Trump’s announcement of a pullback on his much-vaunted deportation operation appears to resolve, if temporarily, a disagreement within his administration of just how far to go in targeting undocumented workers. As late as Friday, border czar Tom Homan was quoted in The Washington Post as saying he hadn’t spoken with Trump about any exceptions for certain types of workers.

“I have not seen any instruction, anything that changes in the near future,” Homan tolod the newspaper.

And on Friday, DHS responded to detailed questions from Agri-Pulse about whether ICE had changed its policies with a brief quote from Assistant Secretary Tricia McLaughlin: "We will follow the President's direction and continue to work to get the worst of the worst criminal illegal aliens off of America's streets."

Agriculture Secretary Brooke Rollins spoke with Trump Wednesday morning about the ag industry’s concerns, before she appeared at a House Agriculture Committee hearing where the subject of ag labor came up.

In that hearing, she said Trump had himself acknowledged the issue at an April 10 cabinet meeting where he said farmers should get some type of dispensation on deportations. But he was not specific

“The president himself, in a cabinet meeting, discussed this,” Rollins told Rep. Andrea Salinas, D-Ore. “I talked to him about it this morning. There is a recognition that there has to be a balance. He remains committed to ensuring that no laws are broken, but while realizing that [with] our agriculture community, specifically our dairy farmers, a lot of our row croppers, our specialty crops, there is a massive labor issue that we have to work to solve in partnership with Congress.”

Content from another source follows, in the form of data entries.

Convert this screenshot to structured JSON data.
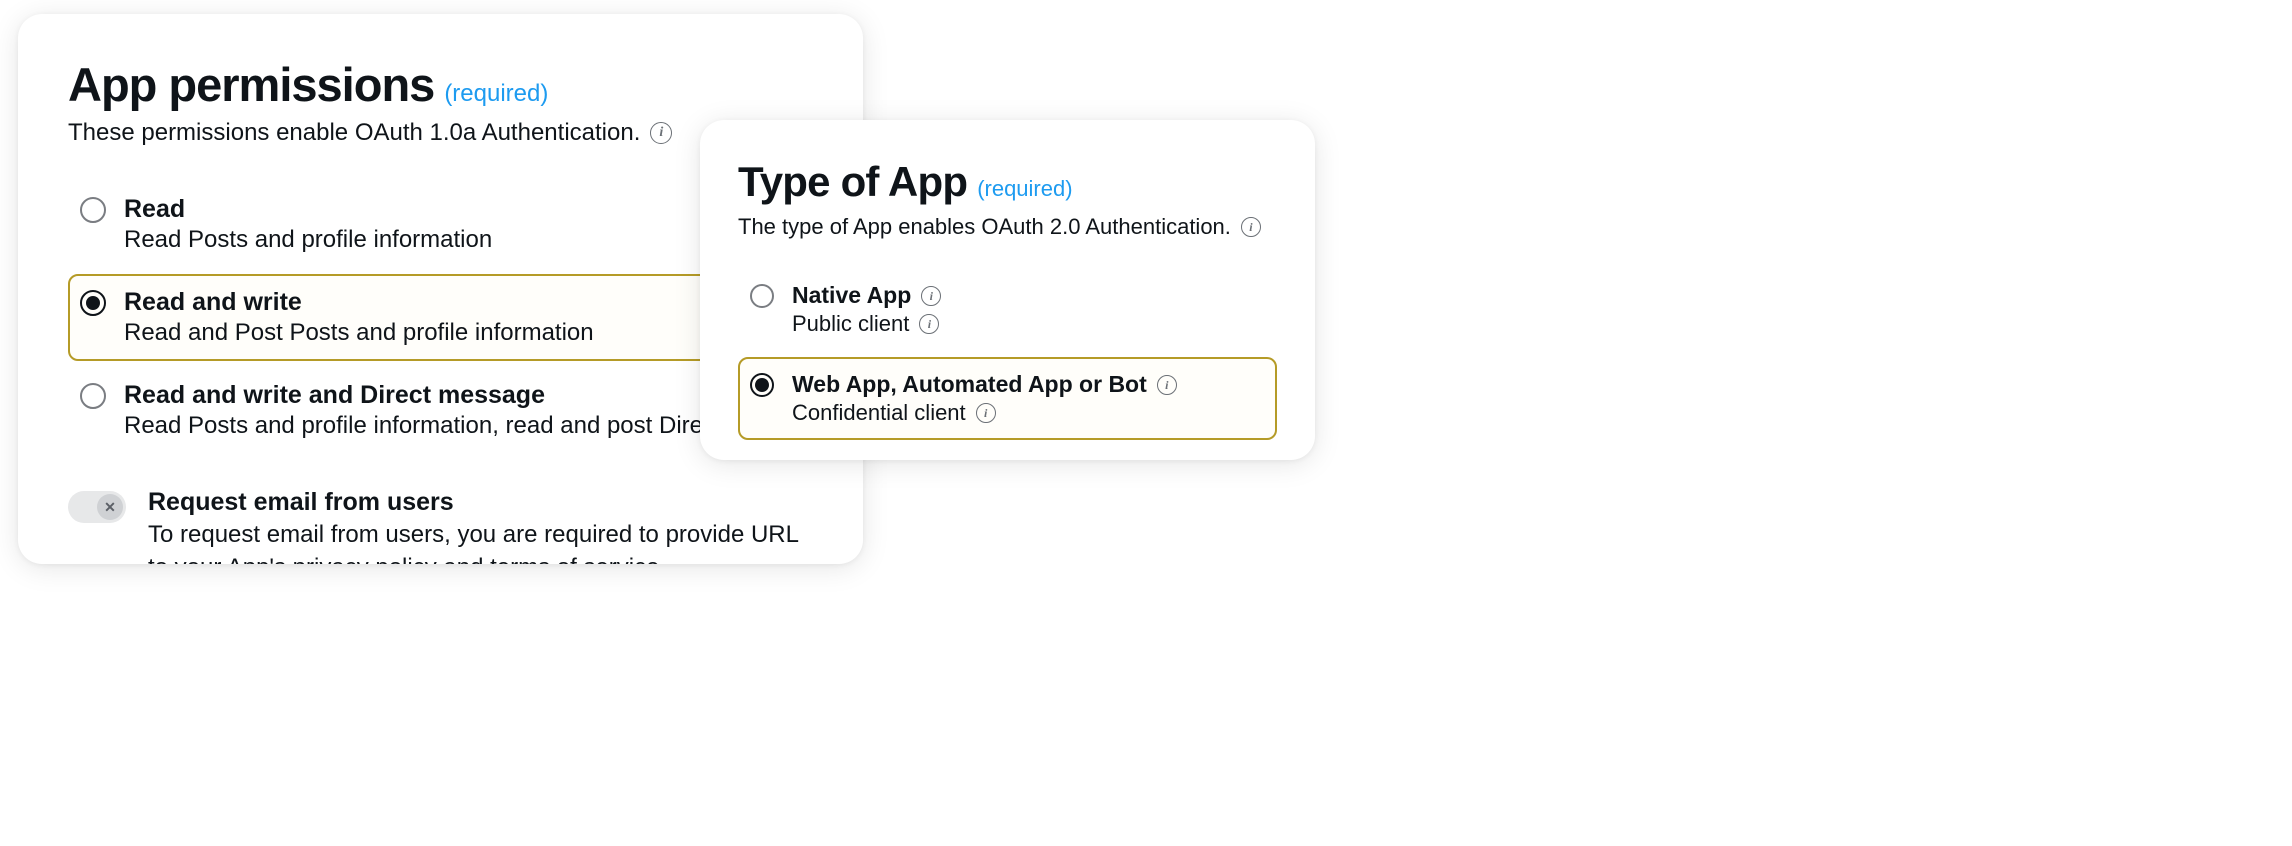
{
  "permissions": {
    "title": "App permissions",
    "required_label": "(required)",
    "subtitle": "These permissions enable OAuth 1.0a Authentication.",
    "options": [
      {
        "label": "Read",
        "description": "Read Posts and profile information",
        "selected": false
      },
      {
        "label": "Read and write",
        "description": "Read and Post Posts and profile information",
        "selected": true
      },
      {
        "label": "Read and write and Direct message",
        "description": "Read Posts and profile information, read and post Direct mes",
        "selected": false
      }
    ],
    "email_toggle": {
      "label": "Request email from users",
      "description": "To request email from users, you are required to provide URL to your App's privacy policy and terms of service.",
      "enabled": false
    }
  },
  "app_type": {
    "title": "Type of App",
    "required_label": "(required)",
    "subtitle": "The type of App enables OAuth 2.0 Authentication.",
    "options": [
      {
        "label": "Native App",
        "description": "Public client",
        "selected": false
      },
      {
        "label": "Web App, Automated App or Bot",
        "description": "Confidential client",
        "selected": true
      }
    ]
  }
}
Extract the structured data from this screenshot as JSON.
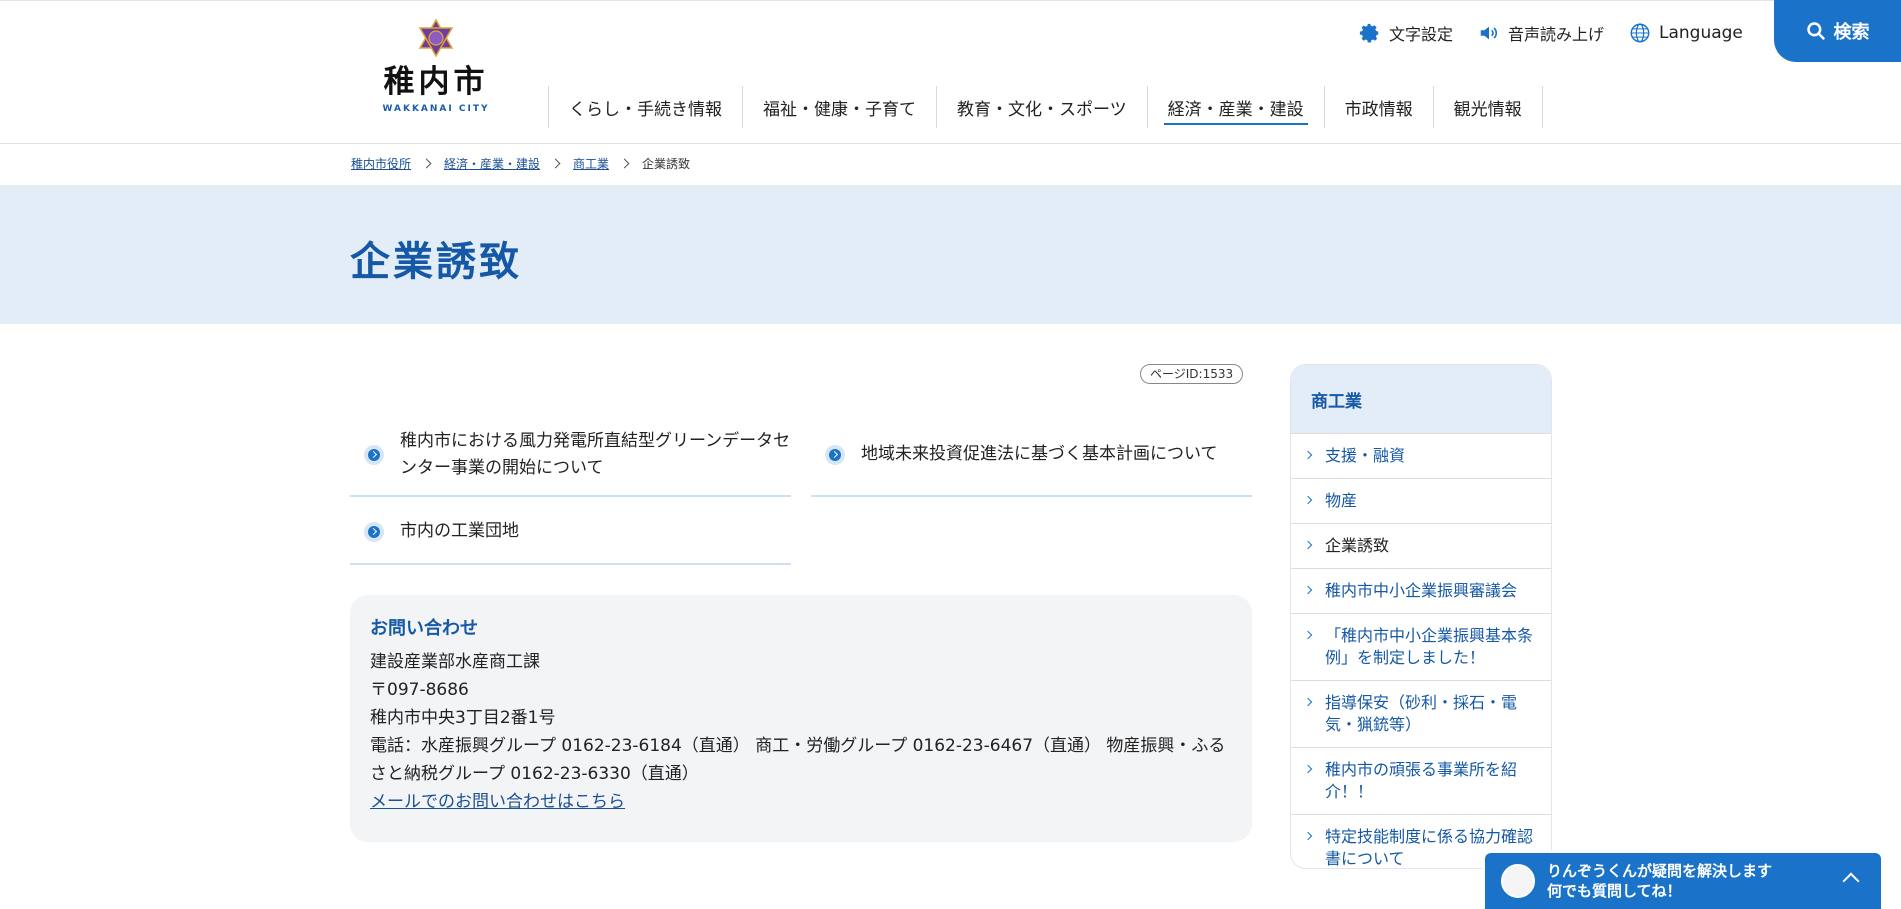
{
  "header": {
    "logo_text": "稚内市",
    "logo_sub": "WAKKANAI CITY",
    "util_font": "文字設定",
    "util_voice": "音声読み上げ",
    "util_lang": "Language",
    "search_label": "検索"
  },
  "gnav": [
    "くらし・手続き情報",
    "福祉・健康・子育て",
    "教育・文化・スポーツ",
    "経済・産業・建設",
    "市政情報",
    "観光情報"
  ],
  "breadcrumb": {
    "items": [
      "稚内市役所",
      "経済・産業・建設",
      "商工業"
    ],
    "current": "企業誘致"
  },
  "page": {
    "title": "企業誘致",
    "page_id": "ページID:1533"
  },
  "links": [
    "稚内市における風力発電所直結型グリーンデータセンター事業の開始について",
    "地域未来投資促進法に基づく基本計画について",
    "市内の工業団地"
  ],
  "contact": {
    "heading": "お問い合わせ",
    "dept": "建設産業部水産商工課",
    "zip": "〒097-8686",
    "address": "稚内市中央3丁目2番1号",
    "tel": "電話：水産振興グループ 0162-23-6184（直通） 商工・労働グループ 0162-23-6467（直通） 物産振興・ふるさと納税グループ 0162-23-6330（直通）",
    "mail_link": "メールでのお問い合わせはこちら"
  },
  "side": {
    "heading": "商工業",
    "items": [
      "支援・融資",
      "物産",
      "企業誘致",
      "稚内市中小企業振興審議会",
      "「稚内市中小企業振興基本条例」を制定しました！",
      "指導保安（砂利・採石・電気・猟銃等）",
      "稚内市の頑張る事業所を紹介！！",
      "特定技能制度に係る協力確認書について"
    ],
    "current_index": 2
  },
  "chat": {
    "line1": "りんぞうくんが疑問を解決します",
    "line2": "何でも質問してね！"
  },
  "colors": {
    "brand_blue": "#1a73c8",
    "title_blue": "#1558a6",
    "band_bg": "#e3edf7"
  },
  "icons": [
    "gear-icon",
    "speaker-icon",
    "globe-icon",
    "search-icon",
    "city-emblem-icon"
  ]
}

Before official news of the pullback broke, a high-ranking executive with the National Milk Producers Federation told Agri-Pulse that “most farmers, if not all farmers, have no problem with officers of the law … looking for one specific individual because of … a criminal record. I don't know if any farmer that would not act appropriately to help officers of the law to arrest whoever they're looking for. The problem is when … they do go looking for one individual and they end up arresting 11, or arresting anybody. That's certainly very, very concerning.”